Là-bas, à l’autre bout de l’embouchure du fleuve Casamance, à une quinzaine de minutes de pirogue de Carabane, baigne l’île de Diogué. Devenue célèbre grâce à son fiévreux marché aux poissons.

À l’image de Carabane, Diogué évolue, tout comme son peuple, sa faune et sa flore.
Mais dans cet amas de sable fin, c’est une famille de filaos qui accueillent, des carcasses de pirogues, du bois mort et des débris de filets de pêche qui font le décor.

Puis, se découvrent successivement son cantonnement militaire et ses interminables étals de poisson fumé. Derrière lesquels, se dresse le quartier des Ghanéens. Ici, ce sont des cases en banco et zincs surmontés par des filets de pêche qui tiennent office.

L’endroit respire une odeur de poisson séché.
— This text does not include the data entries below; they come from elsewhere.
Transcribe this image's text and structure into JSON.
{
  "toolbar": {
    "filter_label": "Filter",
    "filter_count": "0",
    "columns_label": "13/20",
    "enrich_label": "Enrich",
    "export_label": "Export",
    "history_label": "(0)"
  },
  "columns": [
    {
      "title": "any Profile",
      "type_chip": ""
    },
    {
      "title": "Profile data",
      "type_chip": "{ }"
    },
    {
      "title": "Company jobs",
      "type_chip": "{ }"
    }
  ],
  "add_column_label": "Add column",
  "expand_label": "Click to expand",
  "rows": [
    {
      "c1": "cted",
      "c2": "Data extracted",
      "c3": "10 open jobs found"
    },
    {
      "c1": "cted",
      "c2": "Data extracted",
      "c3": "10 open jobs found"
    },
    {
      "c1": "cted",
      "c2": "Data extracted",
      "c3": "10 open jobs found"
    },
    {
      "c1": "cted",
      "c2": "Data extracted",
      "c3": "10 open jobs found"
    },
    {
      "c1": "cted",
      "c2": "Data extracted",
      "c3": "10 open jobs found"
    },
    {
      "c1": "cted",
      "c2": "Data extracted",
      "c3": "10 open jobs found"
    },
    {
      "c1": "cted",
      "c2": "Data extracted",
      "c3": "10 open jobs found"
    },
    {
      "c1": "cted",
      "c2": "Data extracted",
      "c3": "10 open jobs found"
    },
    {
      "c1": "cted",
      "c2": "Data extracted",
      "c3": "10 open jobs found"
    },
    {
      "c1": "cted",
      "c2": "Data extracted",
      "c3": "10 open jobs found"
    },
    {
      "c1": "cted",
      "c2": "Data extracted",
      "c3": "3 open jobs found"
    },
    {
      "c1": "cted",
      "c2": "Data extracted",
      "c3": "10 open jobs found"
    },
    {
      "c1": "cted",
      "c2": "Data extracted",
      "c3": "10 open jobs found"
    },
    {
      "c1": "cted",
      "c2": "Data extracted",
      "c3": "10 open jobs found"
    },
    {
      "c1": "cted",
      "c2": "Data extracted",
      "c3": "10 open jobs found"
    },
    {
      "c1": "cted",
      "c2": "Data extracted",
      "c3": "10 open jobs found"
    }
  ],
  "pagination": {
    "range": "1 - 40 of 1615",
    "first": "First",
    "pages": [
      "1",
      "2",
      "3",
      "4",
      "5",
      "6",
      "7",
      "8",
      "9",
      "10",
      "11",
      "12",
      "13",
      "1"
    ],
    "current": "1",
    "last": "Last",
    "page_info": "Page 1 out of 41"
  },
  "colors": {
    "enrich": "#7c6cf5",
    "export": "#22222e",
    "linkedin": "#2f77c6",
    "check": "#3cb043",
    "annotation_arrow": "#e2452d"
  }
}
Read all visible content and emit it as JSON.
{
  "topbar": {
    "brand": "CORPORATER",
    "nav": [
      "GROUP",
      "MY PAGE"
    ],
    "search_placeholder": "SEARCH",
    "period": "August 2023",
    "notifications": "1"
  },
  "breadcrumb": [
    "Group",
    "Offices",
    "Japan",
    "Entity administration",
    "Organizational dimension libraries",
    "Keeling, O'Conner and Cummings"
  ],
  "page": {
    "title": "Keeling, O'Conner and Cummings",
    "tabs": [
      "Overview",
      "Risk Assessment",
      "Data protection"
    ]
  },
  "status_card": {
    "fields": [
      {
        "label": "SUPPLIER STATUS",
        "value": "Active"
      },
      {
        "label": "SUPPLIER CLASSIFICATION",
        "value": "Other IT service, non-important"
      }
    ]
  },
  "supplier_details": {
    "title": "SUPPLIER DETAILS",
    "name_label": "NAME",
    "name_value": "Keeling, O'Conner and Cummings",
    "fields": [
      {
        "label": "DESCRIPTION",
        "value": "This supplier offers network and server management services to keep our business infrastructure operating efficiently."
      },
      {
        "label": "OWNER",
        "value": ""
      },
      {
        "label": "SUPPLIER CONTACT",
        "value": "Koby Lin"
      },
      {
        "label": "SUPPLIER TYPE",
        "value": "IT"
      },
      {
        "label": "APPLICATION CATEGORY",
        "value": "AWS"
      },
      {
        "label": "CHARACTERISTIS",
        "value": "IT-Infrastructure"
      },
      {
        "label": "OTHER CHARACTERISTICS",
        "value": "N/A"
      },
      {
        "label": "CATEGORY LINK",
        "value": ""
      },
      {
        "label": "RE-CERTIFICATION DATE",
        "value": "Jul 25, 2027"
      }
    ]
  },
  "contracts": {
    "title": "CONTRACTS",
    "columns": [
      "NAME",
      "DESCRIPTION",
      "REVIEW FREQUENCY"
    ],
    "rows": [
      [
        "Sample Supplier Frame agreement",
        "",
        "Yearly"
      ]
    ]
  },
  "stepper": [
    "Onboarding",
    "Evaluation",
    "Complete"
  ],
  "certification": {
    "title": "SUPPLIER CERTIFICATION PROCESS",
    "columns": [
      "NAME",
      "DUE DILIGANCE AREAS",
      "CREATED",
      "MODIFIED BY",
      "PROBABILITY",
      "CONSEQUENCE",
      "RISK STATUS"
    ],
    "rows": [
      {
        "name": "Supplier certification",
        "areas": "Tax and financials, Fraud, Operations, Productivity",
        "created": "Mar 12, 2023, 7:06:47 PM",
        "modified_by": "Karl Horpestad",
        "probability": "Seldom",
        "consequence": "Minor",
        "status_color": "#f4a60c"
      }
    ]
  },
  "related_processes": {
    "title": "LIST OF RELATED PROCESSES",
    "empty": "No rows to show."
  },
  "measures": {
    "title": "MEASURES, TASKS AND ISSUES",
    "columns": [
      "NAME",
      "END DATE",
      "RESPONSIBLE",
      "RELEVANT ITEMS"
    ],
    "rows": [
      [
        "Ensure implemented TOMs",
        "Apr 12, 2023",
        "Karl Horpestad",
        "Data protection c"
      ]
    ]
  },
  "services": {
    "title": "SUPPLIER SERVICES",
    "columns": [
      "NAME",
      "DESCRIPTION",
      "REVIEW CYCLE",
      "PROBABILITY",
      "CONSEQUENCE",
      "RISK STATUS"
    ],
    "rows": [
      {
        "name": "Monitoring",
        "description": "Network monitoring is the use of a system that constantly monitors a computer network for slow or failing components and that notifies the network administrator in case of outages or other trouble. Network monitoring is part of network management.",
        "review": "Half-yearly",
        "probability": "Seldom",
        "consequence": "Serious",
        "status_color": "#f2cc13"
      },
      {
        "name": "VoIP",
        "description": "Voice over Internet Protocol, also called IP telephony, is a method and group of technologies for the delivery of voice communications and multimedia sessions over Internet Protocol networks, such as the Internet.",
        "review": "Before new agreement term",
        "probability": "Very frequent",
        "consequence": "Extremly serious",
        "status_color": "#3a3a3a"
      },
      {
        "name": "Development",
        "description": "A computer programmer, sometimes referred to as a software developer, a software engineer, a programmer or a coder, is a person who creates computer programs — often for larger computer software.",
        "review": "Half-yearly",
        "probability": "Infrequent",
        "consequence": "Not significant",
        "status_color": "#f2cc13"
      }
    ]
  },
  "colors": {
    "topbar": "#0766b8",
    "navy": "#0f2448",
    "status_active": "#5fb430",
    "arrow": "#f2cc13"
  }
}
Vivant dans ce village de pêcheur depuis 1993, Saîbo Kassi est un bout d’homme, le corps frêle et le visage creusé de rides et durci par des tatouages tribaux.

Le Ghanéen d’origine est le président de la communauté ghanéenne vivant à Diogué. «Tous mes quatre enfants sont nés ici. Mon épouse est Sénégalaise et est de Goudomp.

Environ 300 Ghanéens vivent ici et tous s’activent autour de la pêche, de la transformation des poissons», a narré la voix de la communauté ghanéenne.